Floor 499 — Luminor — The Lower Sectors

The wooden door stood at the far end of the room, its surface weathered and unassuming. Jace approached it, his breath steady, his mind sharp. Without hesitation, he raised his hand, and a wave of frost erupted from his fingertips, encasing the door in a thick layer of ice. With a single, brutal kick, the door shattered into countless frozen shards, scattering across the floor like broken glass. 

What lay beyond was a nightmare. 

The chamber was vast, its walls lined with rows upon rows of bioreactors—massive, translucent tubes filled with a sickly green fluid. Inside each one, figures writhed in agony. Adults, children—all twisted and mutating, their bodies contorted into grotesque shapes. The air was thick with the stench of chemicals and the muffled, haunting cries of the imprisoned. 

Jace's stoic expression didn't waver, but beneath the surface, fury coiled like a serpent. His eyes swept over the nearest bioreactor, where a child—barely recognizable as human—pressed trembling hands against the glass. The boy's eyes, wide with pain and terror, met Jace's. His lips moved, forming a silent plea: 

Kill me.

Jace's jaw tightened. He placed a hand against the bioreactor, and in an instant, frost spread across its surface, creeping inward until the entire tube was frozen solid. The child's suffering ended in an instant, his body locked in an eternal, merciful stillness. 

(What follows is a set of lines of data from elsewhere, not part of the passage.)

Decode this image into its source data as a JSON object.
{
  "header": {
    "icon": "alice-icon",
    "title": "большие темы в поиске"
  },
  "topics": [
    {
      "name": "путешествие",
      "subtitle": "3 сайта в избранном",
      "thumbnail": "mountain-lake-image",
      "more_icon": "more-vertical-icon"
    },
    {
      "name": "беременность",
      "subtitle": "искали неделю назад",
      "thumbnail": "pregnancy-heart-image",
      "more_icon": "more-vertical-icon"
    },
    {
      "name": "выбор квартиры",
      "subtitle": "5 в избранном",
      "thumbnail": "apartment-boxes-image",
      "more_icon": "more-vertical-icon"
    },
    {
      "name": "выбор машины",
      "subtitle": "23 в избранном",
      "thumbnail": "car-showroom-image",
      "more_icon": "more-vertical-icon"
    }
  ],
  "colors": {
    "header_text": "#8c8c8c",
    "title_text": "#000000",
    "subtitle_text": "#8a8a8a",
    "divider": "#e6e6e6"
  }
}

One by one, Jace repeated the act, his movements methodical, his heart a storm of rage. With each life he released, he made a silent vow: The one responsible will pay. 

--- 

"Ah, Lieutenant Jace. I wondered when the Mad Dog would come skulking through my halls."

The voice was smooth, dripping with amusement. It echoed through the chamber, seeming to come from everywhere and nowhere at once. Jace turned, his eyes narrowing as he scanned the shadows. 

"Tell me,"* the voice continued, *"did you enjoy my artwork?"

A figure emerged from the darkness, stepping into the dim light with the flourish of a performer. He was clad in a classic ringmaster's outfit—a bright red tailcoat adorned with gold braiding, a dark vest with gleaming buttons, and a crisp white shirt beneath. A top hat perched atop his head, and his face was painted with a single, exaggerated teardrop on one cheek. White gloves covered his hands, and his smile was sharp enough to cut glass. 

Flanking him were two bandits, their grins predatory.

Jace's eyes burned blue with fury. "Artwork?" "You took children. You turned them into this."

The Ringmaster laughed, a high, grating sound that set Jace's teeth on edge. "Children, merchandise—it's all semantics, my dear Lieutenant. The nobles of Vorgoth's cult have refined tastes. They crave the exquisite beauty of suffering, and I provide it." He gestured grandly to the bioreactors. "These little wretches are my canvas, their pain my masterpiece. The cult pays well for their amusement, and I deliver."

Jace's hands clenched into fists, the air around him growing colder, his breath visible in the frigid haze. "You put them in tubes and made them suffer. And you call this entertainment?"

The Ringmaster's laughter echoed again, joined by the dark chuckles of his bandits. "Oh, Lieutenant, you're so delightfully moral. These bioreactors are the future—the will of Vorgoth himself! The nobles revel in the screams, the mutations—a symphony of despair, and I'm the conductor!" He leaned forward, his painted teardrop glinting. "And you, Mad Dog… what of your little mercy killings? You've frozen my merchandise solid, snuffed out their pathetic lives. Tell me, how does it feel to play executioner?"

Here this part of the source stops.